We recognize that the historical experiences of twentieth-century socialism do not provide models for us. We acknowledge that the socialist regimes in the former Soviet Union, China, and other countries did a great deal to eliminate exploitation, poverty, economic insecurity, and cultural backwardness. But we are also aware that most of these regimes suffered from authoritarianism and bureaucracy, and that they failed to develop genuine workers’ democracies. In our view, these unfortunate developments were partly caused by Western capitalist invasions, sabotage, and subversion, and partly caused by grievous errors made by the revolutionaries themselves. In the long run, these developments led to the downfall of most socialist regimes. However, like Marxists and socialists all over the world, we can learn from both the achievements and the mistakes made by the ‘first wave’ of socialist revolutions. We are convinced that the lessons to be learned from twentieth-century socialism can help us develop a theory and practice of socialism which places workers’ democracy, internationalism, and socialist morality at the heart of the radical project.

As the nucleus of a pre-party formation, we know that the first step in recruiting and retaining new members must be radical political education. We are especially concerned with helping working class people overcome bourgeois ideology, anti-worker views, national chauvinism, racism, and sexism. However, we are not a ‘talk shop’ of armchair radicals. We will join other workers in ongoing struggles for better wages and working conditions, affordable health care, adequate housing, and good schools. We will strongly support ongoing struggles to end racial and gender discrimination, police brutality, the imprisonment of political activists, and U.S. imperialism. As we do so, we will retain the right of independent political action while we strive to unite as many people as possible in support of the most advanced political orientation.

However, our fundamental strategic objective will be to grow into a large, multi- racial working class organization of women and men which can become a revolutionary and democratic socialist political party in the years ahead.

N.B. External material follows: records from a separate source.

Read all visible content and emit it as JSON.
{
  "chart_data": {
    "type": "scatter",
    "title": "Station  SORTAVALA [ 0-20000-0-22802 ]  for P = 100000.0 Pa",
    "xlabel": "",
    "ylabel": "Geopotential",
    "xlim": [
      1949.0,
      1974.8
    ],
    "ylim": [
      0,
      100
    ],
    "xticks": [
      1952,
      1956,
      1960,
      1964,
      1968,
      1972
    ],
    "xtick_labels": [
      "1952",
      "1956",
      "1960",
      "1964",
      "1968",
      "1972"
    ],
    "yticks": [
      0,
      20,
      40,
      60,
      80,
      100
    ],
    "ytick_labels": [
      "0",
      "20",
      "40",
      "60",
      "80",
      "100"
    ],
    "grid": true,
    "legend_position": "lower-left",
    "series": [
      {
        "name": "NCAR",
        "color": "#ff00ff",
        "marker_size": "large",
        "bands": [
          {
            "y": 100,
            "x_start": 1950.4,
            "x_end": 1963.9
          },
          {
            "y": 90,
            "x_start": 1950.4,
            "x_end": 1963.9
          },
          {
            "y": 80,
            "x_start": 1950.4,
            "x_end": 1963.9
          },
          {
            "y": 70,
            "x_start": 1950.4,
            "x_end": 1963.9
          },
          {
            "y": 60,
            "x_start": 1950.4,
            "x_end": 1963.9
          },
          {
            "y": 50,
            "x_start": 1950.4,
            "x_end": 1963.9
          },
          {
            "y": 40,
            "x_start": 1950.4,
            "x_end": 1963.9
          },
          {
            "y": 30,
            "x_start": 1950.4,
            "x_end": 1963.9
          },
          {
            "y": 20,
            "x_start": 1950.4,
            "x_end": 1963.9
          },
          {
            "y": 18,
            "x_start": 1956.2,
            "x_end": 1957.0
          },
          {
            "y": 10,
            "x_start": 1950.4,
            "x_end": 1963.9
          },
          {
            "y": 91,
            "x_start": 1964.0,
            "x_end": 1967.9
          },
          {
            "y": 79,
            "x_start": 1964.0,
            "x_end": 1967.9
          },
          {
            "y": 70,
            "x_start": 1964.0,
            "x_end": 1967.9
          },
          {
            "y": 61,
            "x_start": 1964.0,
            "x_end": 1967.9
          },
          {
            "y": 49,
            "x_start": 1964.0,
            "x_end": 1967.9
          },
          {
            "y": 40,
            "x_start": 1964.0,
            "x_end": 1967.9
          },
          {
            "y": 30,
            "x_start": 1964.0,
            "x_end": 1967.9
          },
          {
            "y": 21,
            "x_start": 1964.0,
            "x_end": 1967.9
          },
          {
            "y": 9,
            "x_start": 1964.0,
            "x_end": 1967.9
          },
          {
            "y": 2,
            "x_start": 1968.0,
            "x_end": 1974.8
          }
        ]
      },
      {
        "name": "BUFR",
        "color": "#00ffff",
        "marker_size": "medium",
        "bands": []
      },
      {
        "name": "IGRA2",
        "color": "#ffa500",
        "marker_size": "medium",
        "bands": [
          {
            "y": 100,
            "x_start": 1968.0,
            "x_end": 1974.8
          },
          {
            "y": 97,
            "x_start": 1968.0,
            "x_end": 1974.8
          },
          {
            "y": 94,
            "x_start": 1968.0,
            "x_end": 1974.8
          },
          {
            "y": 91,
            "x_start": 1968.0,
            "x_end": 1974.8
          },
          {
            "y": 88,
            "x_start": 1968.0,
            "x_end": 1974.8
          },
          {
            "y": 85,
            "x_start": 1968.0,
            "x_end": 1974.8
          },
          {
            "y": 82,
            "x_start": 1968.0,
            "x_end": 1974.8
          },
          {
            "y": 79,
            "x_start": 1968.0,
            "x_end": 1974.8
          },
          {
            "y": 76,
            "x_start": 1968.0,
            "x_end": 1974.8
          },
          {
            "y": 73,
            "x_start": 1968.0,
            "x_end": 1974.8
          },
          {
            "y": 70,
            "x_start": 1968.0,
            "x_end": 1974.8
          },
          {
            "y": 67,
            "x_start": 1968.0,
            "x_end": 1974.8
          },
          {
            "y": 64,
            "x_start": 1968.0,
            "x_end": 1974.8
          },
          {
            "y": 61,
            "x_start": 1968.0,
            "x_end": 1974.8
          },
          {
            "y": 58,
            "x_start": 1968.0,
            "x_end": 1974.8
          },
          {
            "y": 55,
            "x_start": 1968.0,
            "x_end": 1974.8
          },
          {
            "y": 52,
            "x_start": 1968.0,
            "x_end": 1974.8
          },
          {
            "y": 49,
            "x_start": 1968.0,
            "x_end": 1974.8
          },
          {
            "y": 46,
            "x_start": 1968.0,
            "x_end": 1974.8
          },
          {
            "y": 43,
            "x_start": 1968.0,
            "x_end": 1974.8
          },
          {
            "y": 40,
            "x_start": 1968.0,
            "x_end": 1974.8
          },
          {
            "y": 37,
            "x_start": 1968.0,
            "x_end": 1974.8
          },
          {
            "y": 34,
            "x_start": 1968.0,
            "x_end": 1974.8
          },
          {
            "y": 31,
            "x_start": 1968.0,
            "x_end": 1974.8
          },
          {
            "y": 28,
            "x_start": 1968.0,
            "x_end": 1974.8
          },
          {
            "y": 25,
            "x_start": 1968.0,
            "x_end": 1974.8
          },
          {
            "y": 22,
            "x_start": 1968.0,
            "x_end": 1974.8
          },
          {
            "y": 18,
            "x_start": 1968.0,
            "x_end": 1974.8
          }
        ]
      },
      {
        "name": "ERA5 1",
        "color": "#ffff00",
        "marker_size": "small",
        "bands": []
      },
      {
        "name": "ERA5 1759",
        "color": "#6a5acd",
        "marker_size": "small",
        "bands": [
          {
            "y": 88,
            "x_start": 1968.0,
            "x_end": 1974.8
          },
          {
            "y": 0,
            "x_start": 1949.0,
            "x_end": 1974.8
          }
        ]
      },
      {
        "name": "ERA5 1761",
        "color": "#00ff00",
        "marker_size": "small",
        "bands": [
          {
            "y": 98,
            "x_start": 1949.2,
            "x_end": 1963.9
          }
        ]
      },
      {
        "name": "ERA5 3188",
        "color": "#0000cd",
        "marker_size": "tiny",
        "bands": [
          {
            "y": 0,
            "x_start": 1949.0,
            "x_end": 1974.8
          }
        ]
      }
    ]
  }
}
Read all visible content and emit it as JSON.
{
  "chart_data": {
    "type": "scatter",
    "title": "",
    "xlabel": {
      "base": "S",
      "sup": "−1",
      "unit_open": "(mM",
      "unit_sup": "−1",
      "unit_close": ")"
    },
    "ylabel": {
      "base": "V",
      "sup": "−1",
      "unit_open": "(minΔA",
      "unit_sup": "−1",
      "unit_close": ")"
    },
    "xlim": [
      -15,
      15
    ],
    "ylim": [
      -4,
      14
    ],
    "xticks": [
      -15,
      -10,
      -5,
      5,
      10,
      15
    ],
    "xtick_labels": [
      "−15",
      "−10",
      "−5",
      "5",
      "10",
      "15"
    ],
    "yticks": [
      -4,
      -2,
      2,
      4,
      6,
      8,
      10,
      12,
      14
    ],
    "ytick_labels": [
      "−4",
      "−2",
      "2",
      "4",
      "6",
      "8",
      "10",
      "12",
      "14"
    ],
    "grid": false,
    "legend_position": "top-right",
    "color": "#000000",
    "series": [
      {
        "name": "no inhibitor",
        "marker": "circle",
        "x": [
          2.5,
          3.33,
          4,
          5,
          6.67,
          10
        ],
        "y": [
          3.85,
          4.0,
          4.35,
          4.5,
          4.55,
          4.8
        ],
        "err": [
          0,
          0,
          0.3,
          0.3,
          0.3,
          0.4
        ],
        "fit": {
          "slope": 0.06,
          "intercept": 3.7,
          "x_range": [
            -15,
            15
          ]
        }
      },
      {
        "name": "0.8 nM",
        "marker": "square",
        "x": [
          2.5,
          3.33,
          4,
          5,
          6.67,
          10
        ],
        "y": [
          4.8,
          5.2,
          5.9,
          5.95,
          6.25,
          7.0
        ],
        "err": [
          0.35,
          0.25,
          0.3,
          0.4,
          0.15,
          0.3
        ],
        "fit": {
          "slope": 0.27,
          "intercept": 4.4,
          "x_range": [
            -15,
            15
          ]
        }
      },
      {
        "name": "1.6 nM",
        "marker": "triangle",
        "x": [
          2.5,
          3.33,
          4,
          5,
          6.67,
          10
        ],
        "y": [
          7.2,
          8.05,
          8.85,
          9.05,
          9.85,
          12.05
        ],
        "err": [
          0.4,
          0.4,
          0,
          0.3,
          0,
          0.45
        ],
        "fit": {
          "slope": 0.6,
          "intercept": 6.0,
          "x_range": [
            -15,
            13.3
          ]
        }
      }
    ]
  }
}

Both in conducting outreach activities for our collective and in supporting other workers’ struggles, our paramount priority must be the recruitment and retention of new socialists. We pledge to do all that we can, collectively and individually, to support each other in everyday life. We pledge to work together democratically and cooperatively in order to serve as a model of the socialism we envision. We pledge to take significant special measures to end national oppression, racism, and sexism. We pledge to oppose all forms of chauvinism. Finally, we pledge to make the struggle for socialism a central part of our lives and show our brother and sister workers that there is reason for hope amid the oppression of contemporary capitalism.